¡Pobre rata, pobre china!
En abril del año pasado en un restaurante de Shenyang (ya saben, la capital de Liaoning) se encontraba la universitaria china Luz Dary Echeverri (*). Se había citado con varios compañeros para comer hamburguesa, papas fritas y gaseosa en uno de esos McDonald’s que pululan en la China posterior a Mao Zedong. De repente la muchacha sintió que algo le subía pierna arriba hasta que, sorprendida y atemorizada, asestó un golpe al extraño objeto y el objeto la mordió. Ocurre que ese objeto era un ratón, y, al verse agredido, el animal hincó el diente en la pierna derecha de Luz Dary.
Como resultado del incidente, Luz Dary demandó a la famosa cadena de restaurantes y exigió 2.600 dólares de indemnización por el mordisco. Tras varios meses de proceso, un juez obligó a McDonald’s a pagarle 290 dólares (que equivalen, como va el dólar en Colombia, a unos 17 pesos con 45 centavos). La noticia ha dado la vuelta al mundo y, más que la pequeña multa a favor de Luz Dary, la hamburguesería sufrió un importante golpe de imagen. La razón, creo yo, es que mucha gente que solo lee el titular de la noticia (“Mordida una estudiante china por una rata en McDonald’s”) cree que el roedor saltó sobre el cuello de la joven desde el fondo de un Big Mac.

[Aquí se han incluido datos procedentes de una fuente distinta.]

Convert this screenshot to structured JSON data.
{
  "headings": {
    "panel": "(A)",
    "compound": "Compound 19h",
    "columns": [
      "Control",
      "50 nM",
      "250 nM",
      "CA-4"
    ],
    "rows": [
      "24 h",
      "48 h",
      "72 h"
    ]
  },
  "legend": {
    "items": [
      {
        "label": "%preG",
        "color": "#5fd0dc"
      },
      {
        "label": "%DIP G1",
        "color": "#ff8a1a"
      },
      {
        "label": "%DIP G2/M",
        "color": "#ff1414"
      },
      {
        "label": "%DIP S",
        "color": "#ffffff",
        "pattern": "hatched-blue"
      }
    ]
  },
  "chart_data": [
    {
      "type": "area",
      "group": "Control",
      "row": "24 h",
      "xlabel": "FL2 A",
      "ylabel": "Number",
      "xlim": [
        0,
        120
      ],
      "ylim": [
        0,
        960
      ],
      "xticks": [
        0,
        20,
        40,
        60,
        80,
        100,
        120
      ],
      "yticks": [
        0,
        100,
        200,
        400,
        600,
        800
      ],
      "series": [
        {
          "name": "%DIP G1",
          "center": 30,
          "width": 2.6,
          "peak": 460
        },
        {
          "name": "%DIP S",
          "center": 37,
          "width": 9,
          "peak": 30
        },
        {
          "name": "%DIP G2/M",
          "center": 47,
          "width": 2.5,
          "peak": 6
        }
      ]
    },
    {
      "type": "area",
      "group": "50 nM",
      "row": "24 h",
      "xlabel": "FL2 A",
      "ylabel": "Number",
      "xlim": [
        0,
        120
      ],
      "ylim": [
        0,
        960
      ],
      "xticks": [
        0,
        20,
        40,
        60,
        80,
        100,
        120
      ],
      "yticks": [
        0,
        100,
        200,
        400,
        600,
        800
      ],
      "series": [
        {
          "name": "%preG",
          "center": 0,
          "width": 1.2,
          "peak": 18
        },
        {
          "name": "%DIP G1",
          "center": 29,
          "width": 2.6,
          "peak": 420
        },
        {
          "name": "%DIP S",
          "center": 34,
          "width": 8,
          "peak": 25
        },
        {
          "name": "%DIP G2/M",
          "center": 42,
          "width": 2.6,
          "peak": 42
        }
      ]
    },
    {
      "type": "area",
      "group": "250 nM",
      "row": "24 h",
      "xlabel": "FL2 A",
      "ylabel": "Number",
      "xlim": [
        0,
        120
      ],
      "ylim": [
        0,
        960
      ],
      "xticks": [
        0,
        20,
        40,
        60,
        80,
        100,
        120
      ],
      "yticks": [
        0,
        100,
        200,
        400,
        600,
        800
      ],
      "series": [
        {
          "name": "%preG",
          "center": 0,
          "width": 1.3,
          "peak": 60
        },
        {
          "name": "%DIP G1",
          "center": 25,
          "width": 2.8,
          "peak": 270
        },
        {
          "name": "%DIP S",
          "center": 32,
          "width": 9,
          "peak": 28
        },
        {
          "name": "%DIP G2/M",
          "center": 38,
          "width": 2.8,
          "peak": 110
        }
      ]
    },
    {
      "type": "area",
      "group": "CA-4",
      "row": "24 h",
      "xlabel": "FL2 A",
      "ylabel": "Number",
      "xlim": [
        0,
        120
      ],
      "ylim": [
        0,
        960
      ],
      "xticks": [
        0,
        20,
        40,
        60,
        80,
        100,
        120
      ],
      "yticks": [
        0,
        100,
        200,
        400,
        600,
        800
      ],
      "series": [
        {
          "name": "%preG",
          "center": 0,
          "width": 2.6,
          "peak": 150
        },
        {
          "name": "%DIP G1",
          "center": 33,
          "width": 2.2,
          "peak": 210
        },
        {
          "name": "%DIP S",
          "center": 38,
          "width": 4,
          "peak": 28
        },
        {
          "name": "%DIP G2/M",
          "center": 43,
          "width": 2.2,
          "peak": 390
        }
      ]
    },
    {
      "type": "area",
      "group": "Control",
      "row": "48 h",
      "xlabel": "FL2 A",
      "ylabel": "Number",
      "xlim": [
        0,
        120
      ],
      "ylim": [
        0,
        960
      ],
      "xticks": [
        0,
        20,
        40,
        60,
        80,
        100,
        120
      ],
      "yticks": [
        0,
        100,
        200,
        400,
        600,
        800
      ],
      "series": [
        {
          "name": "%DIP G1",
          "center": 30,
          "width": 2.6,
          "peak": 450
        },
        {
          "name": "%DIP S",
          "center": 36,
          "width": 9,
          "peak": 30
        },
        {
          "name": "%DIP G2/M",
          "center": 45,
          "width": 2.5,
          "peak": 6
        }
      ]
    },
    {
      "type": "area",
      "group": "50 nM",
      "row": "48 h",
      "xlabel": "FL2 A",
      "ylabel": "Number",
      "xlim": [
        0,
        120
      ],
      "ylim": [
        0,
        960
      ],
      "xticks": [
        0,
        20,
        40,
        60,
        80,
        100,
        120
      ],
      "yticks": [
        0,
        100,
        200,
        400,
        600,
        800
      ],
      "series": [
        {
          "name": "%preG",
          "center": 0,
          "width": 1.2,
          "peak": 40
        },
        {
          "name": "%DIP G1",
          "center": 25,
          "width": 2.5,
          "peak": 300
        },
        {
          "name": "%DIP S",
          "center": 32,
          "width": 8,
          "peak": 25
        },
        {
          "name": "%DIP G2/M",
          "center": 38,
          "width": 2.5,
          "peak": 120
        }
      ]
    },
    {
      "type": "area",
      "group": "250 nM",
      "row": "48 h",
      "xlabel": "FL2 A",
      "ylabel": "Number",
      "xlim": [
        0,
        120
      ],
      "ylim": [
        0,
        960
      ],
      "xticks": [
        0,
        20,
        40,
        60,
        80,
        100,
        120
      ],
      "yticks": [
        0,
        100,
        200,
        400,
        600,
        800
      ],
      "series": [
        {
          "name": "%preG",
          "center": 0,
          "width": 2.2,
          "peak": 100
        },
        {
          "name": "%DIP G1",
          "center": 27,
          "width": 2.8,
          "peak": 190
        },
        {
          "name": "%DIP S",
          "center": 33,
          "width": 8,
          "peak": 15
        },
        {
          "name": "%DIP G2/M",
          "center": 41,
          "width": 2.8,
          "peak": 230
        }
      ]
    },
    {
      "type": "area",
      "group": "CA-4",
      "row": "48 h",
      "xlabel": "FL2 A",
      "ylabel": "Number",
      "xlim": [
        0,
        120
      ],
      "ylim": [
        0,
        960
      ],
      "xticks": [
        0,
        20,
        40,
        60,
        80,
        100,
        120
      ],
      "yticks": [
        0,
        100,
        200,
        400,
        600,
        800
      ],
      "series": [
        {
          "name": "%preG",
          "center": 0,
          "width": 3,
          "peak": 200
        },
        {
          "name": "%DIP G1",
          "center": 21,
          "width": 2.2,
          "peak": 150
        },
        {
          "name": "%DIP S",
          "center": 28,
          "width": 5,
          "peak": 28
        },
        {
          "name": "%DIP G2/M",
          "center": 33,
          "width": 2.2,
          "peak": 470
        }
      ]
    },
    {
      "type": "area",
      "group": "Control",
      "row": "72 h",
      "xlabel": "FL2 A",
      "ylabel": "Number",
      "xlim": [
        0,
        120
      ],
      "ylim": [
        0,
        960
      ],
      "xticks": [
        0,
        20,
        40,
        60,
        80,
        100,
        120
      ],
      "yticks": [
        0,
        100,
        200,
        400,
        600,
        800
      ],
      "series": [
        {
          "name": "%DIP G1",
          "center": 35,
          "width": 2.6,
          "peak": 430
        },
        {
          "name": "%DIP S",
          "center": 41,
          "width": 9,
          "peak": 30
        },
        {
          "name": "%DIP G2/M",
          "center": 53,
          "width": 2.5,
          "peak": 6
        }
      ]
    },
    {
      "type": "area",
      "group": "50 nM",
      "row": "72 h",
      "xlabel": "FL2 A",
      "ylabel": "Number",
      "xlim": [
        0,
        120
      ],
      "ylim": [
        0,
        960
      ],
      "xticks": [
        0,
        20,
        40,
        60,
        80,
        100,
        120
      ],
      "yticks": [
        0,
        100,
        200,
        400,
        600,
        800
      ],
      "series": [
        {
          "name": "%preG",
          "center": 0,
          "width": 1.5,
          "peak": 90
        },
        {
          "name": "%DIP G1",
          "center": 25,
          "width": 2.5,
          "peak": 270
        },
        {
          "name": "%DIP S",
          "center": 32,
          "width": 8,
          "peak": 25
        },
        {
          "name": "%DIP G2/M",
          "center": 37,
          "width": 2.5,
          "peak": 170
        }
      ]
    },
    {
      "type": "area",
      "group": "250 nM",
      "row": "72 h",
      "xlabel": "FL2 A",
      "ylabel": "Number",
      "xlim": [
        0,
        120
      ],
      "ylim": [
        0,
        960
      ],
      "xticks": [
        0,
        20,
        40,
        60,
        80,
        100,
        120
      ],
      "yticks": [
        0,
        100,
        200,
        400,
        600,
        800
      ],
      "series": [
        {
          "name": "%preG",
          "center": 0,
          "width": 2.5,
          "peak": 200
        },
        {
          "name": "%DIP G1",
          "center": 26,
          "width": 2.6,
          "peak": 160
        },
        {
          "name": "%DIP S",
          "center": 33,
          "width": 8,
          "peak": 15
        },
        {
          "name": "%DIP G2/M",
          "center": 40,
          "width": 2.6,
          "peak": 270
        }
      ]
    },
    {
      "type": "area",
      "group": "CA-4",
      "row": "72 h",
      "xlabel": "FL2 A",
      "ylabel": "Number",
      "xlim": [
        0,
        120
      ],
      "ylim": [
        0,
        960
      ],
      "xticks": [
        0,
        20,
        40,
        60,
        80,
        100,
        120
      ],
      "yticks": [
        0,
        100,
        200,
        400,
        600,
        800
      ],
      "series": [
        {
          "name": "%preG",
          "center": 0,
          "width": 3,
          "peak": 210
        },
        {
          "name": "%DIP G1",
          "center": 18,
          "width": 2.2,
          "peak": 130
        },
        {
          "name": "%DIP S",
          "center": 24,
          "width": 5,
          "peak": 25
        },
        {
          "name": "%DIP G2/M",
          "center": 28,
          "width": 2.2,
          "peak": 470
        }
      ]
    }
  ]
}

A mí me parece injusto y absurdo todo esto que está pasando. Vamos a ver. No es por defender a la estudiante, pero si a mí me ataca un ratón en un restaurante, yo también vuelo a demandarlo. Hasta ahora, como relaté en otra columna, he padecido varios encuentros cercanos con ratones en sitios de comida, pero nunca me atacaron. En una ocasión era una rata que salía a almorzar en un restaurante de mejor calidad; en otra, un ratón que miraba con curiosidad el extraño plato suizo que me habían servido; y en el tercer caso una rata, al parecer vegetariana, que se escondía detrás de la cómoda de una fritanguería. En fin: desagradable, pero cero violencia. Comprendo, pues, al ratón.
Sin embargo, y no es por defender a McDonald’s, no hay que extrañarse de que en restaurante oriental encuentre uno ratones.
Lo raro es que no aparezca extendido y pelado en la bandeja. El noble y laborioso pueblo chino padeció durante siglos las vicisitudes de la falta de alimentos, y durante ese tiempo el ratón se convirtió en apetitoso plato. Recuerden que allí también comen perro y mico. Lo digo con admiración, porque un buen sánduche de chimpancé o unos huevos fritos con perro salchicha son verdaderos manjares. Que los ratones ya no estén en el piso sino en el plato, revueltos con arroz y brotes de bambú con salsa de soya, constituye un formidable avance en un país que supo lo que es el hambre.
Hay quien piensa que el castigo de 17 pesos con 45 centavos es poco para una firma que ha convertido en hábito cotidiano la comida rápida. No es por defender esta clase de comida hipercalórica, cuyas consecuencias para la salud son afrentosas, pero entendamos que si fuera verdad que estos restaurantes ofrecen comida rápida uno encontraría en el local gacelas o caballos de carreras, no ratones.
Tampoco faltará quien culpe a los líderes chinos posteriores a Mao Zedong por haber permitido una invasión de hamburgueserías extranjeras. No es por defender a las hamburgueserías extranjeras, ni tampoco por atacar al Gran Timonel Mao Zedong, pero quienes conocieron, como yo, la China de hace treinta años, saben la falta que hace una ocasional hamburguesa cuando uno lleva meses comiendo solo arroz frito con brotes de bambú y salsa de soya.
¿Se excedió entonces el juez al clavarle una multa a la empresa por culpa del ratoncito? No es por defender al juez, pero los únicos mordiscos legales en un restaurante son los que el cliente le propina a la comida. Los demás están fuera de sitio, y cabe la posibilidad de sancionarlos. Sin embargo, habría que conocer en persona a Luz Dary: se vuelven tan gordas y feas esas muchachas alimentadas solamente con hamburguesa, papas fritas y gaseosa, que a lo mejor la multa ha debido imponerse a favor de la rata.
* No es su verdadero nombre, naturalmente: ¿cómo podría llamarse Luz Dary Echeverri una china de Shenyang? Es como si una señora oriunda de Chiquinquirá se llamara Wu Chao-ying.